Cette revue est la version intégrale sur papier du site du même nom. Une façon de toucher deux publics en même temps : les internautes et les lecteurs traditionnels. Ne vous laissez pas tromper par le nom de ce bulletin : son regard n’est pas si … incertain, en tout cas son goût est sûr.
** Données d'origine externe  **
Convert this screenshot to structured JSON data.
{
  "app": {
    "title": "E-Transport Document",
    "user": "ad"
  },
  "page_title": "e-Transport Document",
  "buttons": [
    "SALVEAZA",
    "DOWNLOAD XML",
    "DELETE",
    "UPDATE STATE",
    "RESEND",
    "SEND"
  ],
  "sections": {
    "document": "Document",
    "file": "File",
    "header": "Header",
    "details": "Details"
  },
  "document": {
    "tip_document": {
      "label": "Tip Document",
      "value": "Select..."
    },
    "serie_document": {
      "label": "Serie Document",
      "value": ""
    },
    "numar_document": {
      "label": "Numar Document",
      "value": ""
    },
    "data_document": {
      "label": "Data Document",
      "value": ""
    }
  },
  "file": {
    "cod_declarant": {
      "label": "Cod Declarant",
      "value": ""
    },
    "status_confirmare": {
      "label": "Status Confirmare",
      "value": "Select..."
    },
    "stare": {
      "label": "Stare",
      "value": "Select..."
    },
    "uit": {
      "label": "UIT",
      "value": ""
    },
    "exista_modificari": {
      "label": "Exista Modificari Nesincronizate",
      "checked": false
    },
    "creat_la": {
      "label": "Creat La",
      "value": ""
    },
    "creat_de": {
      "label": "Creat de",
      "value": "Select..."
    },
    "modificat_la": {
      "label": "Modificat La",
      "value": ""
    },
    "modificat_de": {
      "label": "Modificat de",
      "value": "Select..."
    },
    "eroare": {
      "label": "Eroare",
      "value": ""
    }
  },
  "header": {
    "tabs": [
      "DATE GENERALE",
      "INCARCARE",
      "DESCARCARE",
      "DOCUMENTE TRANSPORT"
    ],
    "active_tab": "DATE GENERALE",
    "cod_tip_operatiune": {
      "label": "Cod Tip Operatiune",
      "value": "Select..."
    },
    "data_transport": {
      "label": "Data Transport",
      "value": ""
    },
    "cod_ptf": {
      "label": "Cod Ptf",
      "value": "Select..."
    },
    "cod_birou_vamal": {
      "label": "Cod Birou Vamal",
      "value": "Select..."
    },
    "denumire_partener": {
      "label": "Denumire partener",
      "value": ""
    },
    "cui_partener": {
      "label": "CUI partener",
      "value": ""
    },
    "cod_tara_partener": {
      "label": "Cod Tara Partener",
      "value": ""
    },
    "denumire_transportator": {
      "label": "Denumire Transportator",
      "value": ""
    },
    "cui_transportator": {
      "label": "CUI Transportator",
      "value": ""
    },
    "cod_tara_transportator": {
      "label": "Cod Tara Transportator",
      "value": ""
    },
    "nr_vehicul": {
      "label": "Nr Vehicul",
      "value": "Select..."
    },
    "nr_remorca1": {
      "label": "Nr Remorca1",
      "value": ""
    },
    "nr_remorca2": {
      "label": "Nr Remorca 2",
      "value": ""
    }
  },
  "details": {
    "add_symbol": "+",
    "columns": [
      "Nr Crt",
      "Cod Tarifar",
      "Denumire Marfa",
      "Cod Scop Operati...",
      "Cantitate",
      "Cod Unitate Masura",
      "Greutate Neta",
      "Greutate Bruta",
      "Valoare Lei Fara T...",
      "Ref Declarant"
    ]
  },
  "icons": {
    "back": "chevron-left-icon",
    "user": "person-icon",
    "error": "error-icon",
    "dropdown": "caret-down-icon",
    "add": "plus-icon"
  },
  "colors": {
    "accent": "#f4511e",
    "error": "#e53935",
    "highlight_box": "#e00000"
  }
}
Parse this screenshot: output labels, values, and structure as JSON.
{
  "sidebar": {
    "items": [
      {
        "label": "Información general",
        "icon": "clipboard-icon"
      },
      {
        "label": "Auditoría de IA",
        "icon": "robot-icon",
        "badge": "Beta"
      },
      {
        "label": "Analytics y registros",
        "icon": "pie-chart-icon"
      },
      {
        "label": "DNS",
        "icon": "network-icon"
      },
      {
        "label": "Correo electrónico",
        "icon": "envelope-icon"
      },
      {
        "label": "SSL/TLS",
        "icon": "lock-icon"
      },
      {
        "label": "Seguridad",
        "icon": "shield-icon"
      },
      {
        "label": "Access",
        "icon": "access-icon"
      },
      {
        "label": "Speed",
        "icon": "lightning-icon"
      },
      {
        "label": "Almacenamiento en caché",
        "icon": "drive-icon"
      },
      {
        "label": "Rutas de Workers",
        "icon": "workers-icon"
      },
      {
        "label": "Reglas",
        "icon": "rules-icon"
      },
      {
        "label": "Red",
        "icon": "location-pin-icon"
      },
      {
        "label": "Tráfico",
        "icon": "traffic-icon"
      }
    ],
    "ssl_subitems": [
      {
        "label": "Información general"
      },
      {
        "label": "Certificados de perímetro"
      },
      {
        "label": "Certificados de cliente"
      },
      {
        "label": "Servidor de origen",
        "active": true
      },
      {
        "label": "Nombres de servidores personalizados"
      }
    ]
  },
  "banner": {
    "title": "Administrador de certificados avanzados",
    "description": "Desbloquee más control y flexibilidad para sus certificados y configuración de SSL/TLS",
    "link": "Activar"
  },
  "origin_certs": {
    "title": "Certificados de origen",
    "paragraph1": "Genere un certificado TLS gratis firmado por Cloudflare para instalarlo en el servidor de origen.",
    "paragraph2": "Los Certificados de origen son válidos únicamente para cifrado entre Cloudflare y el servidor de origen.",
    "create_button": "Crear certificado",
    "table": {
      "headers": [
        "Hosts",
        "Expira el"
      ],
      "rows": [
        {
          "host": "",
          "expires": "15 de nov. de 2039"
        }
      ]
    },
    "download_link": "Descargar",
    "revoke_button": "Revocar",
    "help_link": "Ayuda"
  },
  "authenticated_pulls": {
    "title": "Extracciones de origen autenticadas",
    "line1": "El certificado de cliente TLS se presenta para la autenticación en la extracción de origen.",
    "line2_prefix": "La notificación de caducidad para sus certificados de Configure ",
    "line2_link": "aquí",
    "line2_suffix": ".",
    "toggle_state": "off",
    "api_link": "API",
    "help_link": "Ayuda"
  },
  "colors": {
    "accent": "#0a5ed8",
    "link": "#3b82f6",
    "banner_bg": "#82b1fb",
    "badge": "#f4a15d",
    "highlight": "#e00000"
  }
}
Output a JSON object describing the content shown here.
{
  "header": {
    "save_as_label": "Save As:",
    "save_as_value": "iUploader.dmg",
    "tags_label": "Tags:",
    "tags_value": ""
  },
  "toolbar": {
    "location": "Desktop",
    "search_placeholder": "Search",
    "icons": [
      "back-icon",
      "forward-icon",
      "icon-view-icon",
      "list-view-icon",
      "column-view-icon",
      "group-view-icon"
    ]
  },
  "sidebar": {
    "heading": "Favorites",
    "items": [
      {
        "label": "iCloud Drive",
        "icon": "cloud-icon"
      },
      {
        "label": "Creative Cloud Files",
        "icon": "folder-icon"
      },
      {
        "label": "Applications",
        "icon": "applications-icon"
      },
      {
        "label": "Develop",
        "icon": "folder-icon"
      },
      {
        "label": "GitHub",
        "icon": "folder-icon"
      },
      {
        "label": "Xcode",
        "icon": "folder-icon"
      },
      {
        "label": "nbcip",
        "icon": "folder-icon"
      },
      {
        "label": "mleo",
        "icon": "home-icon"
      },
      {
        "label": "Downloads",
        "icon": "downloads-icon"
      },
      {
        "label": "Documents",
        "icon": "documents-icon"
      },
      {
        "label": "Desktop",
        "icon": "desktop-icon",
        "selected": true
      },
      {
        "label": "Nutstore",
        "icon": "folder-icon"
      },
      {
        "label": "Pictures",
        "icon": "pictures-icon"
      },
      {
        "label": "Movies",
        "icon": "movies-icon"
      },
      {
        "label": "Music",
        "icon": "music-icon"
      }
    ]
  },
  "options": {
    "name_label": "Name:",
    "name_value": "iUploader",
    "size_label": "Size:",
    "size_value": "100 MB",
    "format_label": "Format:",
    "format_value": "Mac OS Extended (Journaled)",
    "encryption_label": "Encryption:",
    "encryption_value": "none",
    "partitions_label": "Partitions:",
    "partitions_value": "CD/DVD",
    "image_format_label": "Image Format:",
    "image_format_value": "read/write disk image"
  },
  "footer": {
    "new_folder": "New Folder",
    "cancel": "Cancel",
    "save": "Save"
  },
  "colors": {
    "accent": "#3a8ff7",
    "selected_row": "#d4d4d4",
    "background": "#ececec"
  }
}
Beaucoup de bons textes au cm2 (une quinzaine de pages), une présentation aérée (1 à 2 textes par page), une structure classique : un invité, un choix de poèmes, l’actualité littéraire, notes de lectures et présentation de revues.

Incertain regard n°8

 Plutôt qu’en faire le détail, je vous invite à consulter la dernière édition  d’Incertain regard  entièrement en ligne sur http://www.chez.com/incertain-regard/. Je peux déjà vous dire que je suis très intriguée par l’ambiance féminine qui émane des textes du poète invité, Guy Goffette et son livre « Eloge pour une cuisine de Province » édité chez Champs Vallon J’ai dit ailleurs (cfr Parterre verbal N°32) que je ne croyais pas à la poésie féminine (encore moins écrite par un homme !) et je persiste. Mais je crois au vécu féminin et Guy Goffette a l’air de s’y connaître pour qui la fréquentation assidue de la cuisine s’apparente à une quête de l’éternel féminin, à un retour au mystère de ventre maternel, ventre qui peut cacher d’indicibles souffrances : Il arrive qu’aux femmes sous le boisseau/ le vent d’automne apporte les noms mêlés/ des enfants qu’elles n’ont pas eus/ que se gonflent soudain/ leurs vêtements et les cases vides/ de l’armoire à photographie.

 J’ai aimé Jacques Canut (tant de piètres poètes m’avaient découragé de la poésie), Jean Cussat-Blanc (Ode à Louise Michel), Vincent Labrot, Hervé Martin qui laisse des blancs dans les phrases où le lecteur peut respirer : L’air même                 le souffle de vent rappelle/ dans son long râle                            la  parole entamée de l’absent/

Attention à Erich von Neff quand il nous ramène ses putains cocaïnomanes, infréquentables mais combien fascinantes:  Dans la chambre pavée de miroirs/ en compagnie de la prostituée aux ongles verts/ Les réflexions de nos corps/ Nous suivaient en séquences fragmentées/

Xavière Remacle


 

Incertain regard n°7

Les lecteurs se plaignent de la difficulté à se procurer des revues de poésie en librairie. Heureusement, Incertain Regard existe en version complète sur son site.

Dans ce numéro, Hervé Martin invite Patrice Delbourg, édité par " Le cherche midi ", prix Appolinaire 1996 pour son recueil L’ampleur du désastre. : le silence ahuri reste ma seule langue maternelle/ pour tous ceux toutes celles que je n’ai su aimer.

Suivent des poèmes de Catherine Delamaire, Jérôme Habrant, beaucoup de Louis-Marie Roussiès, très inspiré par l’hiver. J’ai particulièrement apprécié ceux d’Hervé Martin qui joue avec les mots et la mise en page (difficile à retranscrire ici) : Par deux/ trois/ groupes/ épars/ hommes femmes/ en chausses/ pour la marche/ le regard/ les arbres/ Reflets.


Incertain Regard n°6 Printemps 99

Hervé Martin analyse longuement Anatolie, l’ouvrage de l’invitée Marie Etienne, paru chez Flammarion en 1997. Il en propose quelques beaux passages qui ont un air de carnet de route : Localiser la voix qui se déplace/Qui lance des appels de tous les points/Du paysage et qui ne répond pas/Quand j’interroge/ Si c’est un jeu il est/Cruel/Je choisis l’immobilité/ Peut-être nous rencontrerons-nous/

J’aime le texte d’Emmanuel Hiriart et surtout Arbre et Bord de mer de Louis-Marie Roussiès.